However, temperature sensitive components 14', such as a controller for example, which are only designed for temperatures around 90⁰C, are also located in the engine compartment 1 1 and have to be cooled in the case of higher temperatures. These temperature-sensitive components can therefore no longer be cooled by the warmed external ambient air that is flowing in from the radiator compartment 12. Additional measures are required for cooling such components 14' therefore.

The external ambient air heated by the heat exchange unit 17 and the components 14' is also in contact with a cabin 13. As a consequence of the heat exchange between the cool external ambient air and the heat exchange unit 17 and between the warmed external ambient air and the components 14' for cooling, the heated external ambient air exhibits high temperature values, whereby heat exchange takes place between the heated external ambient air and the cabin 13, so the internal ambient temperature of the cabin 13 increases. Moreover, as the heated external ambient air flows out of the engine compartment 11 additional safety devices have to be provided on the temperature-sensitive components 25, such as fuel tanks or hydraulic tanks, connected downstream of the engine compartment 11.

An embodiment according to the invention is shown in Fig. 3 and 4.

Fig. 3 and Fig. 4 each show a schematic illustration of an inventive flow path of the external ambient air of a tractor 310. Here the arrows in Fig. 3 and 4 represent an air flow path, different air temperature levels being expressed by means of the different arrow symbols. The same concepts as in Fig. 1 and Fig. 2 are also used for the condition of the external ambient air.

A cooling chamber 100 is limited by a hood 210, a frame 200 and a cabin 130. The cooling chamber 100 is divided analogously to Fig. I into a radiator compartment 120 and an engine compartment 110 by a partition 180. An air intake unit 190, which can be constructed as a fan for example, and a heat exchange unit 170 connected downstream of the air intake unit 190 are arranged in the radiator compartment 120. The heat exchange unit 170 is, for example, a plurality of heat exchangers arranged side by side and/or one above the other. An internal- combustion engine 140 with components 140' for cooling is arranged in the engine compartment 110.

The radiator chamber 120 is also fluidically connected to the engine compartment 1 10 by a connecting duct 160 that passes through the partition 180. The connecting duct 160 connects a space 250, located between the air intake unit 190 and the heat exchange unit 170, to the engine compartment 1 10. This ensures that the cool external ambient air in the space 250 caftflQβ/fi/iw back into the vacuum region of the radiator compartment 120 that is connected upstream of the air intake unit 190. Cool external ambient air can thus be directly supplied via the connecting duct 160 to the components 140' for cooling.

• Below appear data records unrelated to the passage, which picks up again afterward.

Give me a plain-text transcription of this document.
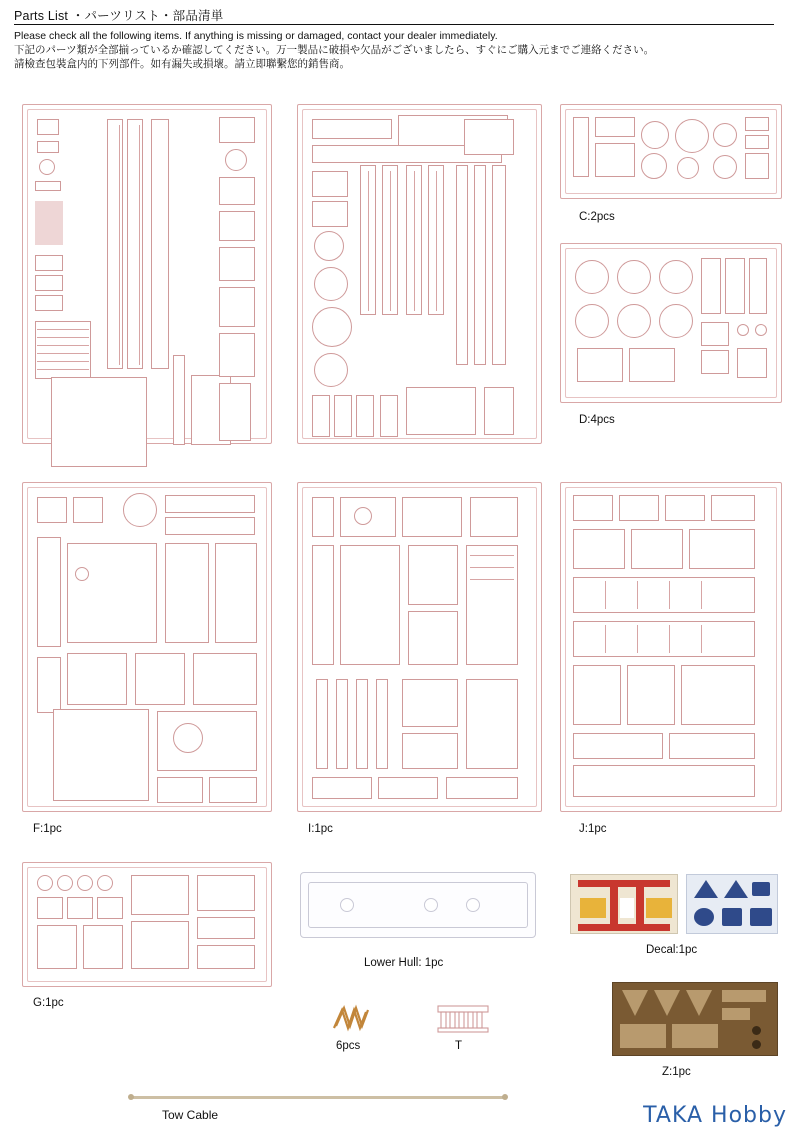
Parts List ・パーツリスト・部品清単
Please check all the following items. If anything is missing or damaged, contact your dealer immediately.
下記のパーツ類が全部揃っているか確認してください。万一製品に破損や欠品がございましたら、すぐにご購入元までご連絡ください。
請檢查包裝盒内的下列部件。如有漏失或損壞。請立即聯繫您的銷售商。
C:2pcs
D:4pcs
F:1pc	I:1pc	J:1pc
G:1pc
Lower Hull: 1pc
6pcs	T
Decal:1pc
Z:1pc
Tow Cable	TAKA Hobby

The air intake unit 190 connected upstream of the heat exchange unit 170 generates a vacuum, so cool external ambient air flows into the radiator chamber 120 via openings 150 arranged in the hood 210. A grid, not visible in Fig. 2, is arranged inside the openings 150. The grid is intended to prevent dust entering the radiator compartment 120 during intake of the cool external ambient air through the air intake unit.

A first portion of the cool external ambient air flows through the heat exchange unit 170 into a cavity 220 formed between the heat exchange unit 170 and the partition 180. This heated external ambient air then leaves the cavity 220 through first outlets arranged in the hood 210 and/or the frame element 200. The first outlets arranged in the hood 210 can be arranged transversely to the direction of travel of the tractor 310 and the first outlets arranged in the frame element 200 can be arranged perpendicularly to the direction of travel of the tractor 310. These first outlets can also be arranged in such a way that the warmed external ambient air exiting from the cavity 220 blows away the particles of dust located below the frame element 200.

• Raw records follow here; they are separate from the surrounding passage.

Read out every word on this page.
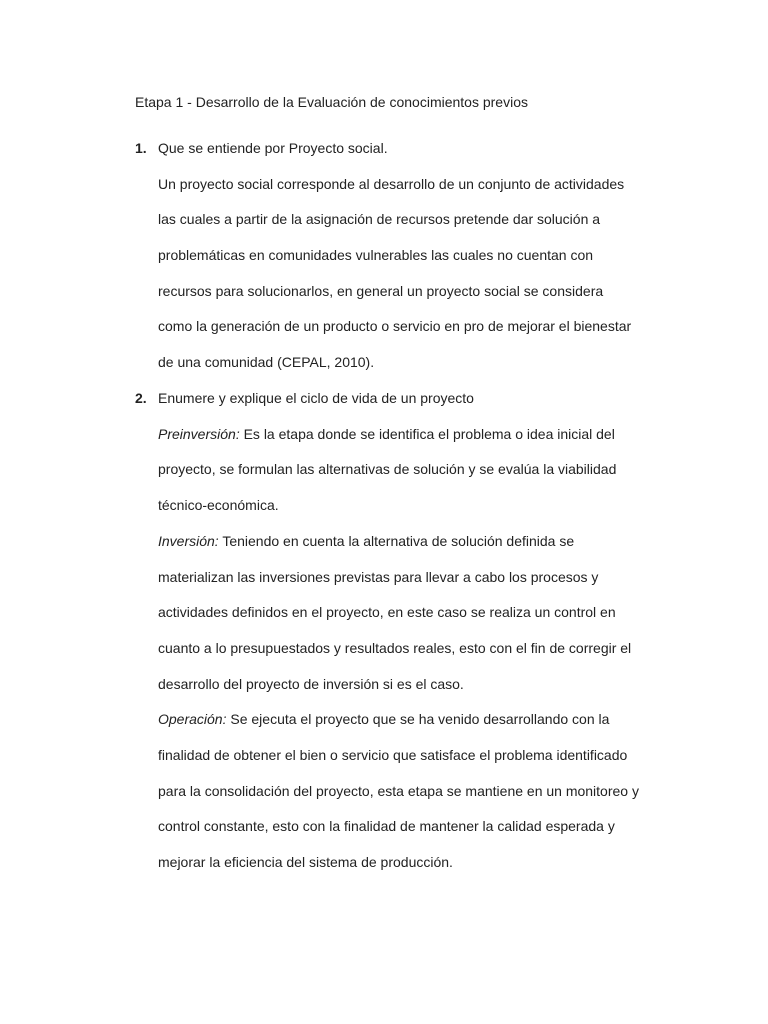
Etapa 1 - Desarrollo de la Evaluación de conocimientos previos
1. Que se entiende por Proyecto social.
Un proyecto social corresponde al desarrollo de un conjunto de actividades
las cuales a partir de la asignación de recursos pretende dar solución a
problemáticas en comunidades vulnerables las cuales no cuentan con
recursos para solucionarlos, en general un proyecto social se considera
como la generación de un producto o servicio en pro de mejorar el bienestar
de una comunidad (CEPAL, 2010).
2. Enumere y explique el ciclo de vida de un proyecto
Preinversión: Es la etapa donde se identifica el problema o idea inicial del
proyecto, se formulan las alternativas de solución y se evalúa la viabilidad
técnico-económica.
Inversión: Teniendo en cuenta la alternativa de solución definida se
materializan las inversiones previstas para llevar a cabo los procesos y
actividades definidos en el proyecto, en este caso se realiza un control en
cuanto a lo presupuestados y resultados reales, esto con el fin de corregir el
desarrollo del proyecto de inversión si es el caso.
Operación: Se ejecuta el proyecto que se ha venido desarrollando con la
finalidad de obtener el bien o servicio que satisface el problema identificado
para la consolidación del proyecto, esta etapa se mantiene en un monitoreo y
control constante, esto con la finalidad de mantener la calidad esperada y
mejorar la eficiencia del sistema de producción.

A second portion of the cool external ambient air that has entered the radiator compartment 120 flows from the air intake unit 190 via the connecting duct 160 into the engine compartment 110. Since the cool external ambient air that has entered the engine compartment 110 has not yet been warmed by the heat exchange unit 170, the cool external ambient air accordingly flows into the engine compartment 1 10 at the external ambient temperature.

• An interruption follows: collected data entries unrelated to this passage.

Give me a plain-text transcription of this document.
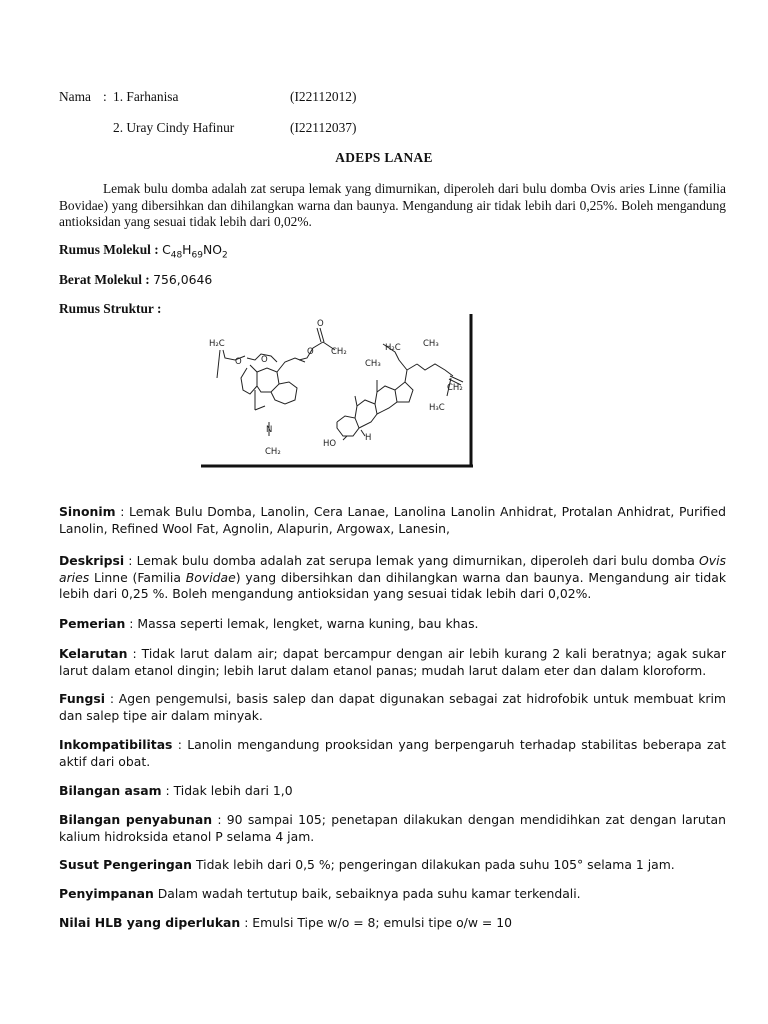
Nama : 1. Farhanisa	(I22112012)
2. Uray Cindy Hafinur	(I22112037)
ADEPS LANAE
Lemak bulu domba adalah zat serupa lemak yang dimurnikan, diperoleh dari bulu domba Ovis aries Linne (familia Bovidae) yang dibersihkan dan dihilangkan warna dan baunya. Mengandung air tidak lebih dari 0,25%. Boleh mengandung antioksidan yang sesuai tidak lebih dari 0,02%.
Rumus Molekul : $C_{48}H_{69}NO_2$
Berat Molekul : 756,0646
Rumus Struktur :
H₂C
O O
O
O
CH₂
N
CH₂
H₂C
CH₃
CH₃
CH₂
H₃C
HO
H
Sinonim : Lemak Bulu Domba, Lanolin, Cera Lanae, Lanolina Lanolin Anhidrat, Protalan Anhidrat, Purified Lanolin, Refined Wool Fat, Agnolin, Alapurin, Argowax, Lanesin,
Deskripsi : Lemak bulu domba adalah zat serupa lemak yang dimurnikan, diperoleh dari bulu domba Ovis aries Linne (Familia Bovidae) yang dibersihkan dan dihilangkan warna dan baunya. Mengandung air tidak lebih dari 0,25 %. Boleh mengandung antioksidan yang sesuai tidak lebih dari 0,02%.
Pemerian : Massa seperti lemak, lengket, warna kuning, bau khas.
Kelarutan : Tidak larut dalam air; dapat bercampur dengan air lebih kurang 2 kali beratnya; agak sukar larut dalam etanol dingin; lebih larut dalam etanol panas; mudah larut dalam eter dan dalam kloroform.
Fungsi : Agen pengemulsi, basis salep dan dapat digunakan sebagai zat hidrofobik untuk membuat krim dan salep tipe air dalam minyak.
Inkompatibilitas : Lanolin mengandung prooksidan yang berpengaruh terhadap stabilitas beberapa zat aktif dari obat.
Bilangan asam : Tidak lebih dari 1,0
Bilangan penyabunan : 90 sampai 105; penetapan dilakukan dengan mendidihkan zat dengan larutan kalium hidroksida etanol P selama 4 jam.
Susut Pengeringan Tidak lebih dari 0,5 %; pengeringan dilakukan pada suhu 105° selama 1 jam.
Penyimpanan Dalam wadah tertutup baik, sebaiknya pada suhu kamar terkendali.
Nilai HLB yang diperlukan : Emulsi Tipe w/o = 8; emulsi tipe o/w = 10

The connecting duct 160 can, as in the present embodiment, also comprise at least one branch line 161, 162 which leads for example directly to the air intake of the internal-combustion engine and supplies it with cool external ambient air, and/or the branch line leads directly to the components 140' for cooling and supplies these with the cool external ambient air.

The external ambient air heated by the components 140' for cooling can leave the engine compartment 110 via second outlets arranged in the hood 210 and/or the frame 200. The second outlets arranged in the hood 210 can be arranged transversely to the direction of travel of the tractor 310 and the second outlets arranged in the frame 200 can be arranged perpendicularly to the direction of travel of the tractor 310.

It is also conceivable to arrange at least one branch line directly at an air supply line for additional components such as an exhaust gas turbocharger for example.

From reading the present disclosure, other modification will be apparent to persons skilled in the art. Such modifications may involve other features which are already known in the field of cooling systems and component parts therefore and which may be used instead of or in addition to features already described herein.

Claims

1. Cooling arrangement comprising a hood (210) which together with a frame element (200) and a driver's cabin (130) forms a cooling chamber (100), wherein the cooling chamber (100) is divided by means of a separating element (180) into a radiator compartment (120) and an engine compartment (110), and the hood (180) comprises at least one opening (150) for drawing cool external ambient air into the radiator compartment (120), and a heat exchange unit (170) is arranged in the radiator compartment (120), wherein a connecting duct (160) connects a region of the radiator compartment (120), which precedes the heat exchange unit (170), to the engine compartment (110).

2. Cooling arrangement according to Claim 1, wherein an air intake unit (190) connected upstream of the heat exchange unit (170) is arranged in the radiator compartment (120), wherein a space (250) is formed between the heat exchange unit (170) and the air intake unit (190) and the connecting duct ( 160) connects the space (250) to the engine compartment (110).

3. Cooling arrangement according to Claim 1 or 2, wherein a cavity (220) formed between the heat exchange unit (170) and the partition (180) is connected to external ambient air by at least one first outlet arranged in the hood (210) transversely to the direction of travel of the utility vehicle.

4. Cooling arrangement according to any one of the preceding claims, wherein a cavity (220) formed between the heat exchange unit (170) and the partition (180) is connected to external ambient air by at least one first outlet arranged in the frame element (200) perpendicularly to the direction of travel of the utility vehicle.

5. Cooling arrangement according to Claims 3 or 4, wherein the first outlet arranged in the hood (210) and/or in the frame element (200) points in the direction of the ground in each case.

6. Cooling arrangement according to any one of the preceding claims, wherein the connecting duct (160) in the engine compartment (1 10) can be divided into at least one branch line (161, 162), wherein the respective branch line (161, 162) is connected to a component (140') for cooling.

7. Cooling arrangement according to any one of the preceding claims, wherein a respective grid element is arranged at the openings (150) located on the hood (210).

8. Cooling arrangement according to any one of the preceding claims, wherein at least one branch line (161, 162) is arranged on an air supply line for a turbocharger.

9. Utility vehicle comprising a cooling arrangement according to any preceding claim.